Emniyeti sağlama yerine seyretmeyi yeğleyen güvenlik mensuplarından, tribünde olup biteni sinemada imişçesine izleyen idari ve adli yöneticisine... Yangına körükle Koşan meslektaşlarımdan, hayal aleminde gezinen Trabzonspor İdarecisine kadar...
Evet bir cümle ahalinin tümüne kadar hemen hemen herkes, ya gaflet ya delalet ya da hıyanet içindeydi. Ve de bu kadar şiddetin, bu denli insanlık dışı davranışların, böylesine kasıtlı yanlışların temelindeki ateşi, adaleti tecelli ettirerek giderme yerine, daha beter bir biçimde ateşe benzin dökerek alevlendiren Devlet-i Aliye’nin tepesindekilerin 2011’den beri hak ve hukuku kenara koymalarıyla sebep oldukları büyük facia...
Şimdi bunları sakın öylesine, rastgele, tesadüfen, oyunun akışı içinde gerçekleşen anlık gelişmeler ve olaylar olarak değerlendirmeye kalkmayın! Çünkü, Trabzon üzerine kurgulanan ve kurulanların senaryosu adeta bir ‘Mossad Projesi’ni andırıyor. Mossad’ın Ortadoğu’da, Türkiye için yazdığı senaryo da ortada...

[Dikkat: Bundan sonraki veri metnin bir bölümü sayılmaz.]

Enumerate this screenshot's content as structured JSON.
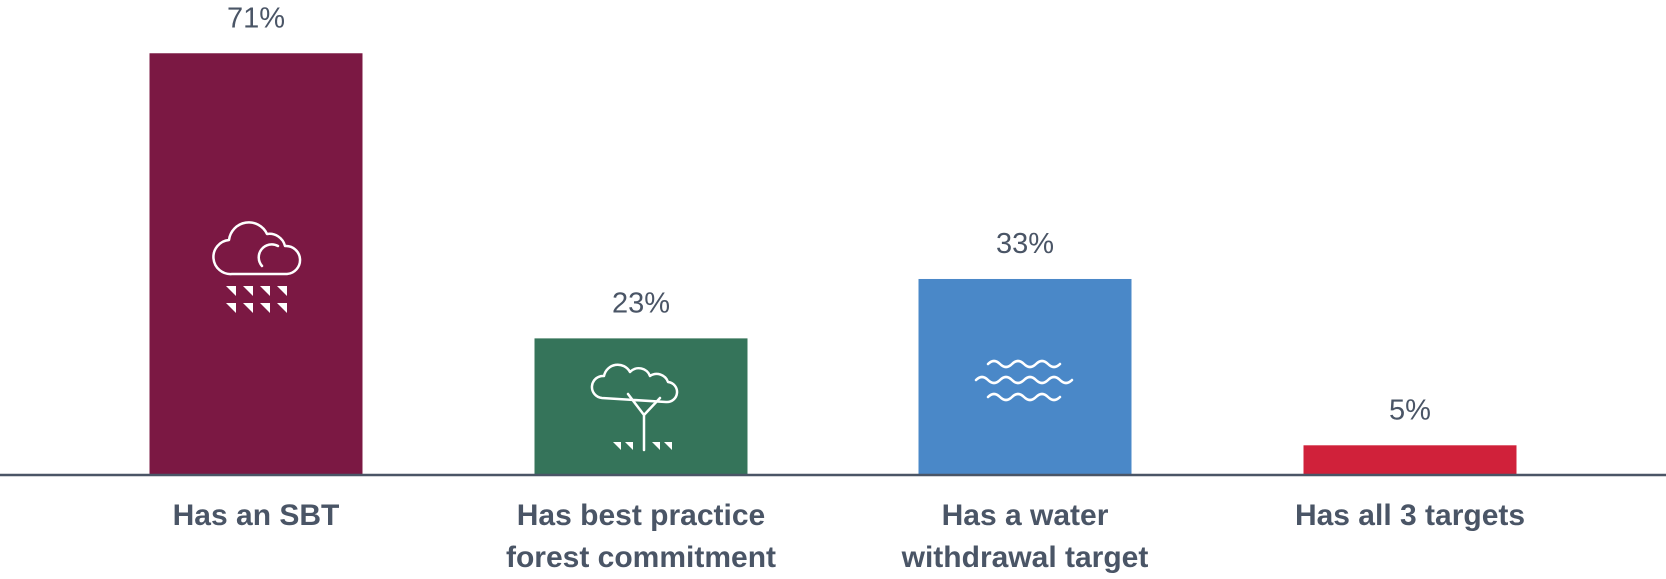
{
  "chart_data": {
    "type": "bar",
    "categories": [
      "Has an SBT",
      "Has best practice forest commitment",
      "Has a water withdrawal target",
      "Has all 3 targets"
    ],
    "values": [
      71,
      23,
      33,
      5
    ],
    "value_labels": [
      "71%",
      "23%",
      "33%",
      "5%"
    ],
    "colors": [
      "#7b1843",
      "#35745a",
      "#4a88c8",
      "#d0213a"
    ]
  }
}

Volkan Konak’ın “Trabzon, Türkiye’nin T’sidir” dediği gerçek de aynı şekilde gözler önünde göre! Hadi biz abarttık! “Mossad bu işin içinde yok” diyelim! Ammaa; böyle bir senaryoyu ancak Mossad gibiler yazar ve uygulatır! Ha yerli Mossad, ha yabancı Mossad! Hiç fark etmez...
HASTALAR DEĞİL, SAĞLAMLAR ŞİKAYETÇİ!
Trabzon’da, Kaşüstü Kanuni Hastanesi’nin şehir merkezine uzaklığından şikâyet ve söz edilmesi ile ilgili ilginç bir tespitim var. Hastaneden şikâyeti olanlar hastalar değil. Çünkü hastane her haliyle onlar için iyi bir sağlık kuruluşu. Hastaneden şikâyetçi olanlar sağlamlar! Yani hastaya ya refakat edenler ya da ziyarete gidecek olanlar. Bu gariplik bana bir atasözünü hatırlatmadı değil: “Gariptir; yükü çeken manda ses çıkarmaz da kağnı inler.”
SALAKLIK MI? DELİLİK Mİ?
Bana göre salaklık, delilikten ötedir! Çünkü salaklık, delilikten daha beterdir. O nedenledir ki; Albert Einstein’ın, “Delilik; aynı şeyi yapıp, farklı sonuçlar beklemektir” diye çok bilinen ifadesini aşağıdaki şekilde değiştiriyorum:-“ Salaklık, sürekli aynı şeyi yapmak değil, aynı şeyleri yapıp da farklı sonuç beklemektir.”